情報処理II
(WWWによる情報発信とサービス提供I)(99学則)
「-HTMLによる情報発信 (HTML/XHTMLとスタイルシート)-」
情報処理I(95学則)


細川 達己

当科目の目的
 当科目では、Webページを作成できるHTML関連の知識を習得することを目的とする。ただし、いわゆる個人の趣味的なページの作成に必要な能力ではなく、企業や各種団体のページなど、より公的な意味を持つページを作っていく技術の習得に目標を置き、Web関連の技術と方法論について学んでいく。
 このようなWebページでは、単に画面のデザインや内容だけではなく、サイトのトータルデザインや、さまざまな環境における使いやすさ、そして視覚障害者への対応など、個人のWebページをつくる以上に考慮すべき事項が多くあり、またそれらは必ずしも「技術的」なものではない。
 当科目では、計算室の使用権(アカウント)を持っていることを前提としている。これらの計算機やWebブラウザに関しても、基本的な操作の知識を持っていることが望まれる。また、テキストエディタ(Windowsなら「メモ帳」でもよい)を使ってテキストファイルを作成することができることが望まれる。
 当科目の対象は、例えば次のような人である。

 ・Webページを作ったことはあるが、より実際的なWebページの作り方に興味がある

 ・はじめてWebページを作ってみたいと思っており、HTMLの書き方に興味がある

 ・CGIなどを将来的に作ってみたいと思っている

 なお、当科目では、各種プラグイン等のHTMLにあまり関係のない話題はあえてテーマから外し、HTMLとスタイルシートに話題を絞る。

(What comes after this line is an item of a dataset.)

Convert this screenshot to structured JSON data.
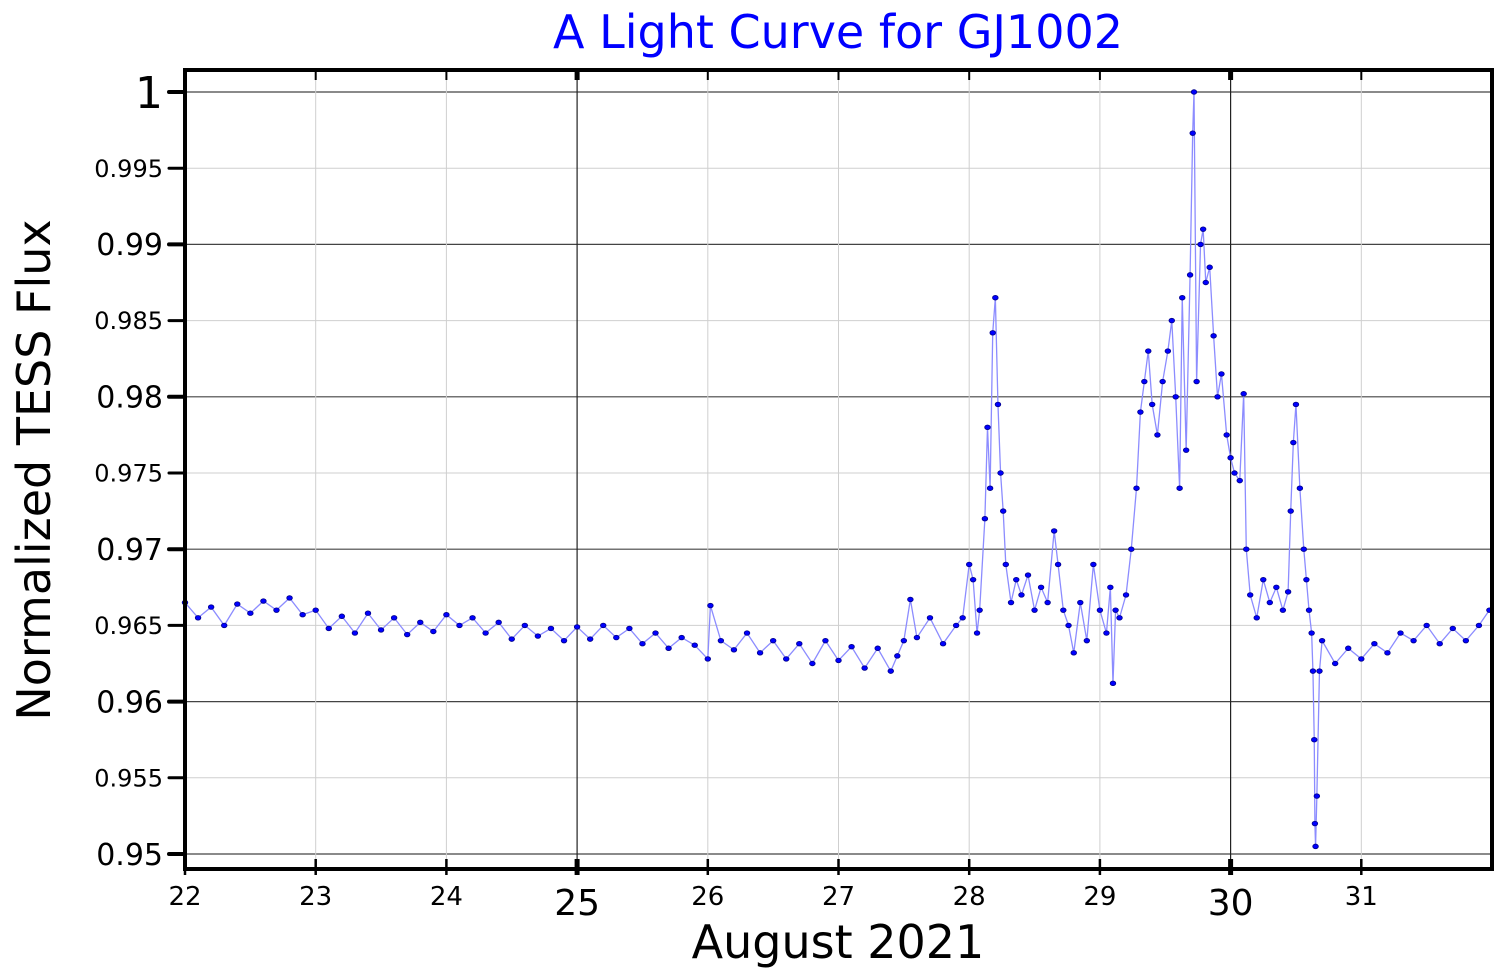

また、いわゆるHTMLエディタは使用せず、HTMLを直接テキストエディタで記述することで、HTMLの持つ意味を理解しながら学習していく。そして最終的にはHTMLエディタのようなツールをよりよく使えるようになることや、CGIを作成する基礎となるHTMLの知識を得ることを目的とする。本年度はさらに、次世代のXHTML/XSLを見据えた内容とする予定である。
 まずは「Webのコンテンツを書き、インターネット経由で公開する」ということが、従来の印刷による出版やワープロによる文章作成とどのように異なる性質を持つかという、もっとも根本的な問題からはじめ、その性質を踏まえてHTML(とスタイルシート)の使用法、活用法を学習していく。

授業内容
 Webコンテンツを公開するということ/文章の論理構造と視覚的デザイン/HTMLの基礎/HTML4.01入門/Web画像作成の基礎/スタイルシート入門/視覚障害者への対応/Webサイトデザイン

参考書
・すみけんたろう「スタイルシートWebデザイン―CSS2完全解説」(技術評論社、1998)

注意
 この講義の履修希望者は、第1回目の授業に必ず出席し、そこにおいて配布される登録フォームに記入の上その場で提出すること。履修希望者が多い場合にはこの登録フォームの提出があったものの中から履修を許可するものを抽選で決定する。なお抽選のまえに、この授業を受講するための前提となる知識(この講義要綱に記されている)の有無によりあらかじめ抽選の対象を絞ることがある。